La rue qui nous sépare

Publié le par Sophie

La rue qui nous sépare

Célia Samba

Hachette, 2021

 

Noémia, 19 ans, étudiante, tente de se reconstruire à Paris aux côtés de son cousin et de sa cousine avec qui elle vit. Tristan, 21 ans, est SDF depuis plusieurs mois et n'a guère d'espoir pour un avenir meilleur. Tous les jours, leur chemin se croise et il suffira d'une crêpe pour relier leurs deux mondes.

Quand Noémia décide d'offrir cette crêpe à Tristan, elle ne s'attend pas à découvrir un garçon sympathique et intelligent. Peu à peu, au fil des conversations, ses préjugés tombent et elle réalise à quel point ils peuvent être nombreux. Mais dans un monde où tous les séparent, est-ce que les sentiments qui naissent entre eux seront suffisants pour garder le lien ?

 

 

J'étais très intriguée par le thème de ce roman. Parler des sans-abris est très rare en littérature. C'est un sujet qu'on évite trop facilement dans la rue comme dans les histoires et je salue grandement Célia Samba de s'y être plonger, pour son premier roman en plus. J'avais lu des avis sur ce livre et je savais clairement que je m'engageais dans une romance mais j'avais très envie de voir comment celle-ci allait être traitée étant donné le sujet complexe.

J'ai beaucoup aimé la façon dont l'autrice a choisi de raconter cette histoire. On alterne entre les points de vue de Noémia et de Tristan et on constate très vite leur faible confiance en eux. Pour des raisons qui leur sont propres, ils doutent de l'intérêt de l'autre pour leur personne ce qui donne lieu à de nombreux quiproquos et à de fausses interprétations. Ces scènes-là sont intéressantes car elles parleront à beaucoup de personnes. Elles montrent tellement bien que la communication est le meilleur moyen de se comprendre, faire des suppositions sur ce que pense l'autre est souvent source d'erreur. Ce que j'ai aussi beaucoup aimé, ce sont les nombreuses interrogations de Noémia face à la situation de Tristan. Elle sent naître des sentiments pour lui mais comment envisager quoi que ce soit alors qu'elle ignore tout de sa vie et qu'il vit dans la rue. C'est évoqué sans aucun tabou et Célia Samba met des mots sur ce qui traverse l'esprit de nombres d'entre nous quand on croise quelqu'un qui fait la manche. Ces obstacles sont contrebalancés par la générosité et la sensibilité de la jeune femme qui ne pourra pas empêcher un rapprochement avec Tristan chez qui elle perçoit de bonnes choses.

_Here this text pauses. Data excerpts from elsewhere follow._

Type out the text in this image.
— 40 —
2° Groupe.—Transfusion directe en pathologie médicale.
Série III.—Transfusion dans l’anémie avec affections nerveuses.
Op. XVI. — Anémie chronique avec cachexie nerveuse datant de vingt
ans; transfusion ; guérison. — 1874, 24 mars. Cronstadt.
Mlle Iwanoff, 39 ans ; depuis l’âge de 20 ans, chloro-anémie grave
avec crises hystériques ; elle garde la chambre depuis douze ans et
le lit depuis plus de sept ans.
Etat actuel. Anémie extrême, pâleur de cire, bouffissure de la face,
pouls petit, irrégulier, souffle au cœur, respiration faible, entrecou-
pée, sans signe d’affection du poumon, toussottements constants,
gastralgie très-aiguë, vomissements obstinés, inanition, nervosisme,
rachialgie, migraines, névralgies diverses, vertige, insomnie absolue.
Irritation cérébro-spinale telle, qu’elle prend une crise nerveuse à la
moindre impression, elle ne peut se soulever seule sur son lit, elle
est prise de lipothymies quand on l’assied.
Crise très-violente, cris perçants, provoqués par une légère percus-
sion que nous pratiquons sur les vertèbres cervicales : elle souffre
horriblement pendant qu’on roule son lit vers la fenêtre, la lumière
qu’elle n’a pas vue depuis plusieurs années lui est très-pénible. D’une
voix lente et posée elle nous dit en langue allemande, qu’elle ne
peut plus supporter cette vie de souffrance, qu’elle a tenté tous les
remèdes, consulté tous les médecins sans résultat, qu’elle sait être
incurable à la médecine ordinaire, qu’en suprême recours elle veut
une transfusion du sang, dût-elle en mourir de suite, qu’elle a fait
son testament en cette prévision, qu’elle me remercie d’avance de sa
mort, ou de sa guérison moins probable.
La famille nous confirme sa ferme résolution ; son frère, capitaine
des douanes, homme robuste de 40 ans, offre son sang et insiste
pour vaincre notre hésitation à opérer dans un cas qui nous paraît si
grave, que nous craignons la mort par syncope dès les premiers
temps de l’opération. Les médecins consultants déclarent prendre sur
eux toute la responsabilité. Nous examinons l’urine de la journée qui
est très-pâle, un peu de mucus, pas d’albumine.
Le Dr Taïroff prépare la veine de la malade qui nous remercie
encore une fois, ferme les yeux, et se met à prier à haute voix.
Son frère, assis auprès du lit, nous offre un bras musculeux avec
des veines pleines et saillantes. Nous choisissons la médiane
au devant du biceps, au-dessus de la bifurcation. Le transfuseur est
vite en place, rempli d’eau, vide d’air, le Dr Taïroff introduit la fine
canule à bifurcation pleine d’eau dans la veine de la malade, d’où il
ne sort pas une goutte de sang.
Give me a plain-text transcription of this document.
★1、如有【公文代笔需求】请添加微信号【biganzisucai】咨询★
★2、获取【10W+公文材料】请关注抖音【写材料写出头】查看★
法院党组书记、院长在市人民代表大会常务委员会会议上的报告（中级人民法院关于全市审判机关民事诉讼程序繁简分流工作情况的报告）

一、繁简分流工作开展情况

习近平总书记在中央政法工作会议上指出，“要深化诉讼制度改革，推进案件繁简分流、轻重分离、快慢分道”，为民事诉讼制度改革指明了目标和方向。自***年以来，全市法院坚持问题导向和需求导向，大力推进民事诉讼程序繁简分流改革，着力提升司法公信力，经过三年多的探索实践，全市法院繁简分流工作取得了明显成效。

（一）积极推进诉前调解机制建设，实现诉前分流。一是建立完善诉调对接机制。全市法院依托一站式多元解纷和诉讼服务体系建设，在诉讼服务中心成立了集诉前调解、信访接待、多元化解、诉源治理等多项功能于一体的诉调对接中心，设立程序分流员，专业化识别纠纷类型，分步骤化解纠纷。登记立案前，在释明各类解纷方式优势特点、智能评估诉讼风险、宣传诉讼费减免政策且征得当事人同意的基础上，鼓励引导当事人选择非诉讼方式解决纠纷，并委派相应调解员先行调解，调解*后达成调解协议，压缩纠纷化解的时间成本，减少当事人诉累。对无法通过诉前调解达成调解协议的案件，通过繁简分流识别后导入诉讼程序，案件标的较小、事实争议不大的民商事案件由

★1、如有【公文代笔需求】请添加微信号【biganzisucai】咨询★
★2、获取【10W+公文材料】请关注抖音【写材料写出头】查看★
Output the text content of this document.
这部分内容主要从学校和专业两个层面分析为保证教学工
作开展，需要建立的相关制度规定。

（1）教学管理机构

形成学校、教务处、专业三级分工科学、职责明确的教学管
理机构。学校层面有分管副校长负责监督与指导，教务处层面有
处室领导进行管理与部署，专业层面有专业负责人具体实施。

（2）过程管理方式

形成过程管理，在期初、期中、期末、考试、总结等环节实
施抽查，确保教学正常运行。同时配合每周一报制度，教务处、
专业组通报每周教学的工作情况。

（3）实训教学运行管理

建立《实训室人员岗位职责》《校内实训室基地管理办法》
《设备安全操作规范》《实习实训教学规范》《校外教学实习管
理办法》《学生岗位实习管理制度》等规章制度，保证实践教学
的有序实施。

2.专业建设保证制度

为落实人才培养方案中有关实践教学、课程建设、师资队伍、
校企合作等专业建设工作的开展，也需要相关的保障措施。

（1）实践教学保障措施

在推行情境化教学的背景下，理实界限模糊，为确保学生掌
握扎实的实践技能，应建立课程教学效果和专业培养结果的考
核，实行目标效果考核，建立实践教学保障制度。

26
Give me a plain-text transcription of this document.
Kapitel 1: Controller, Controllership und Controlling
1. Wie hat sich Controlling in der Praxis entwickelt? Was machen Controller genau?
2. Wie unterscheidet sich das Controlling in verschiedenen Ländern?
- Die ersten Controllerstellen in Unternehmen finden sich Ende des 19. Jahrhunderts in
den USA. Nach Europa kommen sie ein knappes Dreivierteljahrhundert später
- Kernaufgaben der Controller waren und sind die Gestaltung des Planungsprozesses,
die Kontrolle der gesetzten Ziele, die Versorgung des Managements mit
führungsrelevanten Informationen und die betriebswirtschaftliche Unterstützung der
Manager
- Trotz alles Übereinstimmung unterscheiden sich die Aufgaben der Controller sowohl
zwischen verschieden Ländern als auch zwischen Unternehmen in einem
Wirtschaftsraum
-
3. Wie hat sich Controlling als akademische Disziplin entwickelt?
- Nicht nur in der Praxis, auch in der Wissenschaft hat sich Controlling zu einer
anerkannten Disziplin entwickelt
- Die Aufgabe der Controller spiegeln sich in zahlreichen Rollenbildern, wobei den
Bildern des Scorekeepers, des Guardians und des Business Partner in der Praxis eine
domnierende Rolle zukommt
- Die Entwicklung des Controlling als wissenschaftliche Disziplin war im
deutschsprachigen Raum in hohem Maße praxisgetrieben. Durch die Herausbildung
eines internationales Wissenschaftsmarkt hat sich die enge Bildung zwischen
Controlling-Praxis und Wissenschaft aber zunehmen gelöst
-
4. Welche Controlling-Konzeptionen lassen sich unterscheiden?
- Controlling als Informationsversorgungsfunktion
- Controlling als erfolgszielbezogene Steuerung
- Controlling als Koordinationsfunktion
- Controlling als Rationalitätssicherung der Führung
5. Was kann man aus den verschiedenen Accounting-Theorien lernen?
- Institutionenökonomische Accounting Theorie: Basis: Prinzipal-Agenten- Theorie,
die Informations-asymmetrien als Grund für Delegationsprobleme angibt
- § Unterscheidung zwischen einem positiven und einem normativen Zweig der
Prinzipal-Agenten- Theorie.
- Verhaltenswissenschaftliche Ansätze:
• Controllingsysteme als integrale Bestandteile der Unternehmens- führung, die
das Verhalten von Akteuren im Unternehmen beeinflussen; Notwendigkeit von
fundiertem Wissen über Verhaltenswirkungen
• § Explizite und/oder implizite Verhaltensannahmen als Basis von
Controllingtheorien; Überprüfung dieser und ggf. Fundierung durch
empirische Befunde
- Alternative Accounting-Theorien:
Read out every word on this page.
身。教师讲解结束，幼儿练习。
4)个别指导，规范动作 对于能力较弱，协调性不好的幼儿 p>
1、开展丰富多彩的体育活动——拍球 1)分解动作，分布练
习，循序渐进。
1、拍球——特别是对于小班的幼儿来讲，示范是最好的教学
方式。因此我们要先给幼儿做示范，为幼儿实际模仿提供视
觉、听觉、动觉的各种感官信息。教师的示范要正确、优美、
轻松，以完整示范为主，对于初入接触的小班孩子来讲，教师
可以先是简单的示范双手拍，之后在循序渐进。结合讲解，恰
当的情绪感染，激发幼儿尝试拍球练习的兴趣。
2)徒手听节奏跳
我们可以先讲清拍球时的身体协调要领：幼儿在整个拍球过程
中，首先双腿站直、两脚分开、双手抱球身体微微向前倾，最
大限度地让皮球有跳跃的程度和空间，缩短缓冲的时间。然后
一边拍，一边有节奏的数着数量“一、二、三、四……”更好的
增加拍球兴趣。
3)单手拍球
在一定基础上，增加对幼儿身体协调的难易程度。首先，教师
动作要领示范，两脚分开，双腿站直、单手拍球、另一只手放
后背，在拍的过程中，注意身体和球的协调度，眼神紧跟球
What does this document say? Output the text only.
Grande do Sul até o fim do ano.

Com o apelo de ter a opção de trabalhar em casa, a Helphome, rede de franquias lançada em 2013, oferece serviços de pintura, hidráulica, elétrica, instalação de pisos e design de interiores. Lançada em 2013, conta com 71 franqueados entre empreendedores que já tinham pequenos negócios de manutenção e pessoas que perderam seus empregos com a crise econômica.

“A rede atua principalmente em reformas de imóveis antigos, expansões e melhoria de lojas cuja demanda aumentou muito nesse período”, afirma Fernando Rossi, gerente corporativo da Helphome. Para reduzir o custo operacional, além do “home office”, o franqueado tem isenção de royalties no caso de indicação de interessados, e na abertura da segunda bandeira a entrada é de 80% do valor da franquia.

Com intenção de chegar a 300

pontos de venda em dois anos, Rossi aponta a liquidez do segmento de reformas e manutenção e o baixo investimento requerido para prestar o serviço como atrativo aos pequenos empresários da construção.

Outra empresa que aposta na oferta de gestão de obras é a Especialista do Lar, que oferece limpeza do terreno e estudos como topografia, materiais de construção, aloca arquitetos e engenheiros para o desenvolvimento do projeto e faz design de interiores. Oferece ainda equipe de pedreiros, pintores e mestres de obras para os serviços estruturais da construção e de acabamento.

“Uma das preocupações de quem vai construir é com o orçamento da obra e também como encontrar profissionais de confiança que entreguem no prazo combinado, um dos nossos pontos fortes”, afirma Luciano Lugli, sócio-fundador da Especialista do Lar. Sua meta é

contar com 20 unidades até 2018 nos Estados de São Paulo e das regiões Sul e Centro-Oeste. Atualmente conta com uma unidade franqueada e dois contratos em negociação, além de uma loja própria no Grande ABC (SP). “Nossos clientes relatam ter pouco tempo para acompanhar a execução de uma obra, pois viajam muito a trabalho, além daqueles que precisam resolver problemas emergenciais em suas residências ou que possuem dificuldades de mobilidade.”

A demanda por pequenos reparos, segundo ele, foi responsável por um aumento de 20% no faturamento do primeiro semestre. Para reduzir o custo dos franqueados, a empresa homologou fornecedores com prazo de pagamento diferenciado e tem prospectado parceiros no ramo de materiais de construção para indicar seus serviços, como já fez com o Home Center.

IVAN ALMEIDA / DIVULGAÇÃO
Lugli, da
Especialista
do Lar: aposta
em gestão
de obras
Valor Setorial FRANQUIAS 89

Les personnalités de Noémia et de Tristan sont bien exploitées et il n'est pas question ici de livrer une histoire d'amour à l'eau de rose. La souffrance est présente pour chacun d'eux et ce sont avant tout deux êtres qui ont besoin de reprendre confiance et de se reconstruire. C'est probablement ce qui les unit le plus. Même si Noémia est fortement soutenue par son cousin et sa cousine, elle a un cheminement à faire seule et sa rencontre avec Tristan va être déclencheuse de certaines choses.

Là où Célia Samba est très forte, c'est qu'elle a su surprendre son lecteur à un moment où on est familiarisé avec l'histoire de Tristan et Noémia. Je ne veux pas trop vous en dire là-dessus pour ne rien divulgâcher mais le choix fait par l'autrice est étonnant car il n'en est pas vraiment un tout en offrant une alternative au lecteur. Ce n'est pas très clair tout ça mais disons que ce dénouement permettra aux lecteurs de se positionner, de se questionner sur son comportement face à un SDF, de montrer que l'ignorance n'est pas sans conséquence.

 

Ce premier roman de Célia Samba est une belle réussite pour moi. Elle aborde un sujet difficile sans tabou tout en proposant une histoire d'amour entre deux personnes brisées. On a le cœur qui navigue entre beaucoup d'émotions et on ne ressort pas indifférent de cette lecture. C'est un livre qui ouvre les yeux sur une réalité qu'on essaye trop souvent d'ignorer. D'ailleurs 1€ est reversé à La cloche pour l'achat d'un livre et on retrouve à la fin de l'ouvrage des informations et des conseils de cette association qui lutte contre l'exclusion et vise à créer du lien social.

Je terminerais sur une citation de l'Abbé Pierre, elle introduit le roman et je me dis que si chaque lecteur s'en inspire à l'avenir alors c'est déjà un joli pas en avant.

Un sourire coûte moins cher que l'électricité, mais donne autant de lumière.